PHILADELPHIA – The Basser Center for BRCA at the Abramson Cancer Center of the University of Pennsylvania, the world’s first comprehensive center aimed at advancing research, treatment, and prevention of BRCA-related cancers, has announced Andre Nussenzweig, PhD, of the National Cancer Institute (NCI) as the recipient of the ninth annual Basser Global Prize. Nussenzweig serves as branch chief of the Laboratory of Genome Integrity in the NCI’s Center for Cancer Research.
Each year, the Basser Global Prize recognizes a leading scientist who has conceptually advanced BRCA1/2-related research. Individuals with mutations in the BRCA1 and BRCA2 genes are at an increased risk of breast, ovarian, pancreatic and other cancers.
Nussenzweig’s work on the fundamental aspects of DNA repair, replication, and genome integrity in cells has led to important discoveries that have applications for the development of biomarkers and targeted therapeutics for the treatment of BRCA-mutated cancers.
“It’s an honor to bestow this award to an esteemed researcher from the NCI who has uncovered key insights into understanding the causes of BRCA-mutated cancers and mechanisms driving treatment resistance,” said Susan M. Domchek, MD, executive director of the Basser Center for BRCA. “It’s these types of basic science discoveries that will move us closer to improved therapies for patients.”
Nussenzweig, who received his PhD in physics from Yale University, became a research fellow at Memorial Sloan-Kettering Cancer Center prior to joining the Experimental Immunology Branch at the National Institutes of Health in 1998. In 2011, Nussenzweig established a new department at NCI called the Laboratory of Genome Integrity.

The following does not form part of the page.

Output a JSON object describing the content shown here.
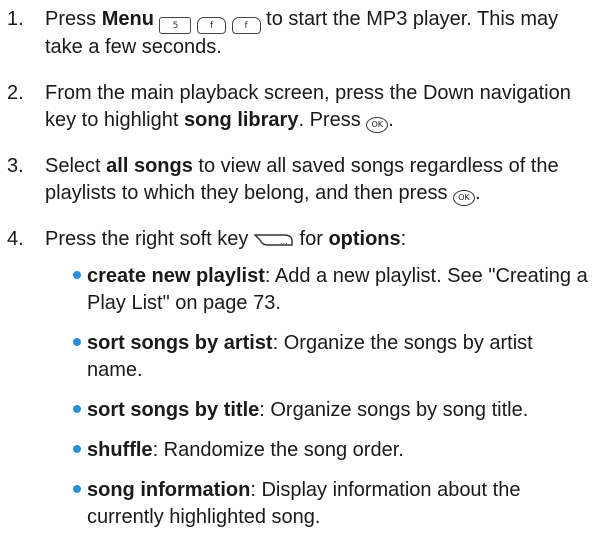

He is also an elected member of the European Molecular Biology Organization, a National Institutes of Health Distinguished Investigator, and a 2019 inductee into the National Academy of Medicine.
“I am extremely honored to receive this recognition from the Basser Center which has contributed so much support for BRCA-related research and improved the clinical care of patients who bear BRCA1/2 mutations,” Nussenzweig said.
Nussenzweig will give the keynote address at the 10th annual Basser Center for BRCA Scientific Symposium on May 10 and 11, 2022.
The Basser Global Prize provides $100,000 in unrestricted support of the winner’s BRCA1/2-related research efforts, a Basser sculpture, and a $10,000 personal prize, which will be awarded at the symposium.
The Basser Center was established in 2012 with a $25 million gift from University of Pennsylvania alumni Mindy and Jon Gray in memory of Mindy Gray’s sister Faith Basser, who died of ovarian cancer at age 44. To date, Mindy and Jon have donated more than $55 million to the Basser Center in support of research and education to improve treatment and prevention strategies for hereditary cancers.
The Basser Global Prize was established and subsequently endowed by Shari Basser Potter and Leonard Potter.